I upgraded a kubernetes cluster by changing the image version to 1.0.3 (from 1.0.2) which looks to have brought the whole thing down.
I noticed that the zero container now sets up on ports 3080 and 4080. Not sure why because the docs say it’s 5080 and 6080.

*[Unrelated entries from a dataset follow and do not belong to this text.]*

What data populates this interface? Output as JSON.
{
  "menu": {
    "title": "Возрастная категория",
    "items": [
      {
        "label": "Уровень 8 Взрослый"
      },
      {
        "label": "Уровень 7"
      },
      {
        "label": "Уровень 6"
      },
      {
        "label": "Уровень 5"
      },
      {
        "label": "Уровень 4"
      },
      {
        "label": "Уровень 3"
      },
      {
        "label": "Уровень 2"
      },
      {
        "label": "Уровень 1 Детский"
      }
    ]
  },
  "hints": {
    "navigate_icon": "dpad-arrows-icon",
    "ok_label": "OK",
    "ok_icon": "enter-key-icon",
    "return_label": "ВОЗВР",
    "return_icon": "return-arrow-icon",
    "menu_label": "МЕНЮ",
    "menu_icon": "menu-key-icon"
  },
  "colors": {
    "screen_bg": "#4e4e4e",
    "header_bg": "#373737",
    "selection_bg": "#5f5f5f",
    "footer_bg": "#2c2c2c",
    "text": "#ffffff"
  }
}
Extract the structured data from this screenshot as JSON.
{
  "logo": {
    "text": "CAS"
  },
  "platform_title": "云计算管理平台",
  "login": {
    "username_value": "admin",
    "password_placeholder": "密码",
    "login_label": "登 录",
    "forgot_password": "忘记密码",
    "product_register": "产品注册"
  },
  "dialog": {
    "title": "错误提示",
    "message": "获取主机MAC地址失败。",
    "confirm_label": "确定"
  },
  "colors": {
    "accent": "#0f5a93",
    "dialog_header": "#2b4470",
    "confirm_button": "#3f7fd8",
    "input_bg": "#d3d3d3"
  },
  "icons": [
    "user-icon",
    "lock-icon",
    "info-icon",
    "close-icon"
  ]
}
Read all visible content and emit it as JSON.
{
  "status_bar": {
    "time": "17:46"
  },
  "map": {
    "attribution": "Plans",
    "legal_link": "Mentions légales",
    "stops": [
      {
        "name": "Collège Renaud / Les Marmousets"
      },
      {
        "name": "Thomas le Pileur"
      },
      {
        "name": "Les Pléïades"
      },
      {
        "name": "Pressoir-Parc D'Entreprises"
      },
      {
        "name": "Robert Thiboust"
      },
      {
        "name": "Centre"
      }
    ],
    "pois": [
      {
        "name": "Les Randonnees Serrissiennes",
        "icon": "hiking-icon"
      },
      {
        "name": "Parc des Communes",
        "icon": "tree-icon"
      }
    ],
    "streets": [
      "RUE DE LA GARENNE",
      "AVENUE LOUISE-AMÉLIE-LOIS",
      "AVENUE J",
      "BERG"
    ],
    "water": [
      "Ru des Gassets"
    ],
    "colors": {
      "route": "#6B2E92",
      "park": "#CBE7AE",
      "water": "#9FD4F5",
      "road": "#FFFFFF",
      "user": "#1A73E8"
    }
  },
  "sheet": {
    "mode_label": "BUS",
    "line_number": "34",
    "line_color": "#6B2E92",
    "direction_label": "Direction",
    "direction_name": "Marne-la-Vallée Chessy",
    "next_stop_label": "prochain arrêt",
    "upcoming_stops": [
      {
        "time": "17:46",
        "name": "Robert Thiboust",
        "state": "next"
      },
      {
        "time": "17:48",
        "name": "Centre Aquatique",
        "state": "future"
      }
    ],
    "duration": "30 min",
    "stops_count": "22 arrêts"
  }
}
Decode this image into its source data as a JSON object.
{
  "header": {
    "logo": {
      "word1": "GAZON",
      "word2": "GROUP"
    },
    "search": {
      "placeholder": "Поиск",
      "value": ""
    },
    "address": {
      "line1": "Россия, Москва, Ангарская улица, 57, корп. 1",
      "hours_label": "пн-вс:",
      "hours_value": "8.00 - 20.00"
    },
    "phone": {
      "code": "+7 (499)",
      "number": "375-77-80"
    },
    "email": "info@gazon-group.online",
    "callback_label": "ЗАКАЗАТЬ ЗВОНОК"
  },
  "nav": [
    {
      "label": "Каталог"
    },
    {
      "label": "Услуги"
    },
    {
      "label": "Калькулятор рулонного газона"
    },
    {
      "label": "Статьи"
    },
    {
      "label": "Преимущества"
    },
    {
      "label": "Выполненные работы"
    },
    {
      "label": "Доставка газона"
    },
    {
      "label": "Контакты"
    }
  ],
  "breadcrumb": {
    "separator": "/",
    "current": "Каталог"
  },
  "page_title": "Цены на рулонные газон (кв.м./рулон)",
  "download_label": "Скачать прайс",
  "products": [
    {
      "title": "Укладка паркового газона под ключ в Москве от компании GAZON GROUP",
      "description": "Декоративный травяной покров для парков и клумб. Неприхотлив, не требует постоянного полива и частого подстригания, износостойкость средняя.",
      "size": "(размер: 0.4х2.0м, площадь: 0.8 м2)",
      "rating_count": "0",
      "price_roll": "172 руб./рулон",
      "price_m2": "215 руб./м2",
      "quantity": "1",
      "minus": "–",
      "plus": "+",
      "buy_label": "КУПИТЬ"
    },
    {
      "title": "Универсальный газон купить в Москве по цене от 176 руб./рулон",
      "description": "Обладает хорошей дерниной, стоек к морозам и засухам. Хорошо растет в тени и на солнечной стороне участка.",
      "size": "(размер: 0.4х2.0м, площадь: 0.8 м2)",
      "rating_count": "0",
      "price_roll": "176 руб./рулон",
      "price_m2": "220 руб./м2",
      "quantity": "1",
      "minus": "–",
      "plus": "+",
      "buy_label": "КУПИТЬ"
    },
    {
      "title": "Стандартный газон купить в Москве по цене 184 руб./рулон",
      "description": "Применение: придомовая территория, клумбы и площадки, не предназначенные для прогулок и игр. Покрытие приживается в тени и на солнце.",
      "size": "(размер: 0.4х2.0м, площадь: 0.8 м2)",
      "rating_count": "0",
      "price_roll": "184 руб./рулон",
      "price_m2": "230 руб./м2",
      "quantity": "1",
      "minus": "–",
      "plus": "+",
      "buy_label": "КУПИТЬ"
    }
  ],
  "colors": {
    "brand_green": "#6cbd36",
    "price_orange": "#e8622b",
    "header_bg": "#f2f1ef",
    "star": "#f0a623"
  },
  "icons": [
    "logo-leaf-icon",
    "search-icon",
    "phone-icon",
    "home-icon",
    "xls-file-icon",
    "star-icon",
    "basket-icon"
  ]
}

Setting up grpc listener at: 0.0.0.0:3080
Setting up http listener at: 0.0.0.0:4080
Zero is started using the command
dgraph zero -o -2000 --replicas 3 --my=$(hostname -f):5080 --idx $idx
And server is started using
dgraph server --my=$(hostname -f):7080 --memory_mb 8192 --zero dgraph-0.dgraph.default.svc.cluster.local:5080
And says it’s using these ports
2018/02/13 18:26:39 gRPC server started. Listening on port 9080
2018/02/13 18:26:39 HTTP server started. Listening on port 8080
Zero is complaining like this
Echo error from dgraph-2.dgraph.default.svc.cluster.local:7080. Err: rpc error: code = Unavailable desc = all SubConns are in TransientFailure
And server
Unable to join cluster via dgraphzero
github.com/dgraph-io/dgraph/x.Fatalf
/home/travis/gopath/src/github.com/dgraph-io/dgraph/x/error.go:103
github.com/dgraph-io/dgraph/worker.StartRaftNodes
/home/travis/gopath/src/github.com/dgraph-io/dgraph/worker/groups.go:107
runtime.goexit
/home/travis/.gimme/versions/go1.9.2.linux.amd64/src/runtime/asm_amd64.s:2337
I’m going to try and figure out how to fix this. But this is a warning to anyone else who tries to do this upgrade.